Single-Molecule Spectroscopy (SMS) is a technique where the fluorescence emission from spatially isolated molecules are collected and analyzed over a course of time in order to retrieve new information about individual molecules in a condensed media. Using SMS, rare events that are normally obscured by ensemble measurements can be observed and the inhomogeneity in specific molecular properties can be evaluated. In the past decade, SMS has been shown to be a very powerful tool to elucidate complex mechanistic pathways and a unique probe for the local nano-environment around isolated molecule. Our plan is to take a multidisciplinary approach towards the detection and imaging of Single-Molecules (SM) that would incorporate physical chemistry with nano-materials and biomolecular sciences. We plan to focus on research fields related to fluorescent behaviors of Single-Molecules or their Aggregates in unique local environments in contrast to that of bulk. Using a specialized technique called Total Internal Reflection Fluorescence Microscopy (TIRFM) as an experimental tool, we want to visualize and study real-time dynamic processes occurring near the interface to answer fundamental questions pertinent to chemistry, biology, polymer science and nano-materials.

Principal Technique

Single-Molecule Detection and Imaging using TIRFM: We are in the process of building an optical microscopy setup that uses evanescent waves generated from Total-Internal-Reflection (TIR) to excite fluorescent molecules near the interface. During total internal reflection of light, an evanescent field (near-field standing waves) is generated very close to the interface, the intensity of which decays exponentially from the surface. This physical principle can be exploited to selectively excite fluorescent molecules near the interface and can be imaged by collecting their fluorescence using a microscope objective lens/CCD camera. Microscopy using evanescent waves has been shown to be a very powerful technique since the molecules in the bulk phase are not excited by the evanescent wave, resulting in a significant enhancement of the signal-to-noise ratio. Since SM detection and imaging requires very high photon collection efficiency and a reduced background noise in order to properly analyze the behavior of photoemission from spatially isolated molecules, this near-field imaging technique, known as Total Internal Reflection Fluorescence Microscopy (TIRFM), serves as one of the most advanced methods to do so. Being a wide-field epi-fluorescence technique, it provides a relatively large field of view and hence tens to hundreds of single-molecules can be detected simultaneously, making TIRFM a truly high-throughput technique. TIRFM has also gained increasing popularity due to the efficacy in monitoring real-time dynamic processes because intensity fluctuations over time for all the SMs can be probed with ease down to the milliseconds timescale. Details of our TIRFM setup to detect, image and monitor behaviors of SMs in real-time can be found.

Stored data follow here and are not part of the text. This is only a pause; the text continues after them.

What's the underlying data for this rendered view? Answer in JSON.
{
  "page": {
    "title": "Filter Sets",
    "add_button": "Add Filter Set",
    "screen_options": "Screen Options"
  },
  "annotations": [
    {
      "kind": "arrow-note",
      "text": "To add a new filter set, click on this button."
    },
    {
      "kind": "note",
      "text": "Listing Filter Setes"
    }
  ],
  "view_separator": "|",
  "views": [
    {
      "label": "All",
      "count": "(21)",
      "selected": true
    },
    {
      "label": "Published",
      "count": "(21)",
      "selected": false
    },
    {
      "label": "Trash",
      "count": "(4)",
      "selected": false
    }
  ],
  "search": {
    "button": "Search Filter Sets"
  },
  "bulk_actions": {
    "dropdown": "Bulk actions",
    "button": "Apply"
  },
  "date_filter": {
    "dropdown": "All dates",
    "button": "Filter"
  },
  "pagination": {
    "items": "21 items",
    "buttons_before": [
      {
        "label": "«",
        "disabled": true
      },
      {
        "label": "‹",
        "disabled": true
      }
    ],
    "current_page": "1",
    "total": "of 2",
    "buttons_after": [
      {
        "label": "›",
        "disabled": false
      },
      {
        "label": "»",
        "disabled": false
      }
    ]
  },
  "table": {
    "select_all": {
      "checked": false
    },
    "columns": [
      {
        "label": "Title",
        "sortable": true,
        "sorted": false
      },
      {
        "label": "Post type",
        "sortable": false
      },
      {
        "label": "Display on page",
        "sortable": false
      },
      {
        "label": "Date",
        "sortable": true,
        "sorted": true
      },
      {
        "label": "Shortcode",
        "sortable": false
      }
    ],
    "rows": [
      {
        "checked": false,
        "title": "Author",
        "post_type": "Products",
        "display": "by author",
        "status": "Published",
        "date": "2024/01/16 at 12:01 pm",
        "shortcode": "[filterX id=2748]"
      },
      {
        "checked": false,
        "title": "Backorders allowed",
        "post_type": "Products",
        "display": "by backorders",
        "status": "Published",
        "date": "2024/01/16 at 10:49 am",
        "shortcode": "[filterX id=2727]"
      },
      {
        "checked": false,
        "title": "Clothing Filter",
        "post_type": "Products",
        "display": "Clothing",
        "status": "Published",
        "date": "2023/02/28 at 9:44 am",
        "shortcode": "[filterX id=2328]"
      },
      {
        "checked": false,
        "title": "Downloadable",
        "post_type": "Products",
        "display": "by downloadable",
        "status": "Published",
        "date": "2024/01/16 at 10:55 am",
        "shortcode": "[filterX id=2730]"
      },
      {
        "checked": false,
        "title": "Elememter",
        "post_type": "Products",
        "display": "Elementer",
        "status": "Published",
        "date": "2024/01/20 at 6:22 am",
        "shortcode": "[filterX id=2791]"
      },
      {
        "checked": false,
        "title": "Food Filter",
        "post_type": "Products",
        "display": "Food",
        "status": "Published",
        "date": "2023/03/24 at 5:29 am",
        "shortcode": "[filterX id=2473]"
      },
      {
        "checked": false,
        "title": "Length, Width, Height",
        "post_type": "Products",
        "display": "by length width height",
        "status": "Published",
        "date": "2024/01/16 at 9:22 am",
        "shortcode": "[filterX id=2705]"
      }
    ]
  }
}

Current and Future Research Plans

(i) Imaging, spectroscopy and dynamics of single fluorescent molecules/luminescent nanocrystals.

(ii) Develop high-throughput spectrally, polarization and time-resolved fluorescence microscopy techniques in order to probe chemical, materials and biological systems.

(iii) Photoluminescence and electroluminescence microscopy/spectroscopy of carrier localization centers in quantum-well/-rod based solid-state light emitting devices (ss-LEDs).

(iv) Carrier dynamics of individual semiconductor nanocrystals (undoped/doped/alloyed) using spectrally-resolved photoluminescence imaging.

(v) Understand spatial and temporal inhomogeneities in soft matter matrices using rotational and translational mobility of single fluorescent molecules/quantum-dots.

(vi) Understand origins of blinking, and carrier mobility and recombination processes in all-inorganic and hybrid (organic-inorganic) perovskite micro- and nano-crystals for solar PV applications.

(vii)Develop sensing methods for analyte distribution in heterogeneous media such as biological cells.

We are also involved in Instrumentation and software-development to detect and analyze dynamic behaviors of isolated molecules and particles in various matrices.